PKK’dan tehdit aldın mı hiç?
PKK’yı az çok
tanıyorum, öyle bir tehdit almadım. Ben eleştiriyorum, yazıyorum.
Onlar eleştirmiyorlar da küfür ediyorlar.
Yani ilişkiniz demokratik bir çizgide
ilerliyor!
(Gülüyor...) Evet.
ASLINDA VAN’IN
’KURTULUŞ’U
Nerede doğdun?
Van. 16 yaşından sonra
İstanbul’daydım. Daha sonra örgüt (PKK) ve hapis dönemi. 13 yıl
sürdü. Tekrar İstanbul’a geldim.
Kaç kardeşsiniz?
9. 6’sı İstanbul’da.
Aile savaştan kaçmak için mi İstanbul’a göç
etti?
Yok. Biz Azeri’yiz.
Ben seni Kürt biliyordum.
İran Azeri’siyiz.
Bize Acem derler. Oradan Özalp’a, Van’a yerleşmişler. Annem saf
Türkmen. Babam İran Azeri’si.
Yaşıyorlar mı?
Annem yaşıyor.
Babanın siyasi duruşu neydi?
MHP’ye oy verirdi.
Van’da MHP’den aday olan biri vardı, hep onu destekledi. Aile
MHP’li.
Anne tarafı?
Onlar AK Partili. Hep Milli
Selamet, Refah Partisi çizgisinde oldular.
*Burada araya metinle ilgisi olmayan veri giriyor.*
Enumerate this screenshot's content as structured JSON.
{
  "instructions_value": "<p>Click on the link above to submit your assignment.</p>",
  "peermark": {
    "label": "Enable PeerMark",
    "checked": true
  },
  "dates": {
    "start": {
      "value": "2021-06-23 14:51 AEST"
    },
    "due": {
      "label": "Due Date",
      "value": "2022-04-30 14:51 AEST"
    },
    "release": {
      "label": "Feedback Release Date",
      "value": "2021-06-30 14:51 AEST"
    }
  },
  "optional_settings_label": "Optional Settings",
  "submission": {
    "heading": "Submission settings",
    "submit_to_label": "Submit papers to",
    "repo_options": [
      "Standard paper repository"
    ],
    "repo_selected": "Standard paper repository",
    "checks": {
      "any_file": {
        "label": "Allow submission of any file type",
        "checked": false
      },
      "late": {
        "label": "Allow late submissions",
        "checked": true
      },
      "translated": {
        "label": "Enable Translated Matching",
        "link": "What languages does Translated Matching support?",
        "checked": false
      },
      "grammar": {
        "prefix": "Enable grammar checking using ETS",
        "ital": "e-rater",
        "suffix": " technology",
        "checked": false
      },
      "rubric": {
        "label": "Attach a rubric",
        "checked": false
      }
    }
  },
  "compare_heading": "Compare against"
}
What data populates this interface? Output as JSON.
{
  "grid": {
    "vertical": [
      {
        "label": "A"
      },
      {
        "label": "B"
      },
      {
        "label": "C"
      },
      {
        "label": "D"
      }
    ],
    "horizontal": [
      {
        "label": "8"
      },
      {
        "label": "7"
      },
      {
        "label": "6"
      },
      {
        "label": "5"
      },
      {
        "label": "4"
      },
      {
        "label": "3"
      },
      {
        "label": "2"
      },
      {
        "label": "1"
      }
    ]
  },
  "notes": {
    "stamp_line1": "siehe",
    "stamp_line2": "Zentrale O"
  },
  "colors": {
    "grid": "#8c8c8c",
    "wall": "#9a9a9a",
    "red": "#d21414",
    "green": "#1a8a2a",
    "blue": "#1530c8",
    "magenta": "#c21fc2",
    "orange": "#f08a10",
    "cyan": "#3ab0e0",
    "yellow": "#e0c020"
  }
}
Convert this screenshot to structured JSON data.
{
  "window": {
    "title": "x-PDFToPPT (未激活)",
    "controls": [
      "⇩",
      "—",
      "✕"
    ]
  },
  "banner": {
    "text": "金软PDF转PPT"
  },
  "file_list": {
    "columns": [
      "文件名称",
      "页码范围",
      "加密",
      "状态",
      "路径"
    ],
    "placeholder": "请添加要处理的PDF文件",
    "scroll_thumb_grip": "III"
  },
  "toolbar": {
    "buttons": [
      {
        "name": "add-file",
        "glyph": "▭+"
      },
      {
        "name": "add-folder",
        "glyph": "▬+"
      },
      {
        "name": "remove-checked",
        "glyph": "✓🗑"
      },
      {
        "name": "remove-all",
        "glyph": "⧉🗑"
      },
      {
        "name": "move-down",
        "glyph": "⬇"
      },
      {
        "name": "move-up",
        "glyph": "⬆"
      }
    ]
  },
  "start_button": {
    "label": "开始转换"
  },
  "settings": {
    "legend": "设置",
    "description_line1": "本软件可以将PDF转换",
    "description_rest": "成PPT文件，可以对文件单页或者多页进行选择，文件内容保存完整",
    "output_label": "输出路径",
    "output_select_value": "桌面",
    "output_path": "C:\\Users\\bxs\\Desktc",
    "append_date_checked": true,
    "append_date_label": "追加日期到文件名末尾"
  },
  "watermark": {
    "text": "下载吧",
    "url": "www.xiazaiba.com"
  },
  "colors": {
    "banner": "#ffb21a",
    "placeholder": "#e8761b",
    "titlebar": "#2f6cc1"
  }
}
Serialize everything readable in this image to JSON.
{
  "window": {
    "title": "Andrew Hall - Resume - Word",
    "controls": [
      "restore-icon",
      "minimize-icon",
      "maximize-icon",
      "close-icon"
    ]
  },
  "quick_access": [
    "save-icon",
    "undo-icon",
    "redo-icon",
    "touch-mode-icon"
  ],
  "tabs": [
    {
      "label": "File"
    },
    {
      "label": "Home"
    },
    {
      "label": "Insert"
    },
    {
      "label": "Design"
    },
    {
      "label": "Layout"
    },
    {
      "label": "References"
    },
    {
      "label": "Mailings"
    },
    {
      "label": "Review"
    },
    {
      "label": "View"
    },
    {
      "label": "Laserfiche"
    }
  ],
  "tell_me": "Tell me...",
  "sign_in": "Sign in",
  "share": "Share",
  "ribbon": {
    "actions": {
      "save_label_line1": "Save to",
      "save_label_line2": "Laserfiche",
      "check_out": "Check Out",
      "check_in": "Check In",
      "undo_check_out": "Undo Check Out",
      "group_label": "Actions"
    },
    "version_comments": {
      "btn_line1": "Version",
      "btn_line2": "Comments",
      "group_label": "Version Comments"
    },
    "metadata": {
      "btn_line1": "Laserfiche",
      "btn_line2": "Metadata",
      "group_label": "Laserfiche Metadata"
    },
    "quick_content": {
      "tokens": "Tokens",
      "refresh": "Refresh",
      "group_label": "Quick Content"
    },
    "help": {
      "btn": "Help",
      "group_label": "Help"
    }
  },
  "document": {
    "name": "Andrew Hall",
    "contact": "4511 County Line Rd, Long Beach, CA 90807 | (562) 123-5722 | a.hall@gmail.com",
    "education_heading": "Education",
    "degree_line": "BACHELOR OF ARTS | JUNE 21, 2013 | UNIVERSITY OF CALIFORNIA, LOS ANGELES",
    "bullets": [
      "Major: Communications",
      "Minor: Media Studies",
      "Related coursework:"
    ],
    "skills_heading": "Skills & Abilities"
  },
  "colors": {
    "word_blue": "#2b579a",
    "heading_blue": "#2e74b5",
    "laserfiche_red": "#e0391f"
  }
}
İlkokulu Van’da mı okudun?
Evet. Ortaokulu yine
Van’daki Atatürk Lisesi’nde okudum. Okumadım da aslında... Bana
ilkokul terk diyebilirsin. 8 yıllık eğitim çıkmıştı. Ben 5’teydim.
Bu dönüşümde ilkokulu bile bitirmiş olmuyorum.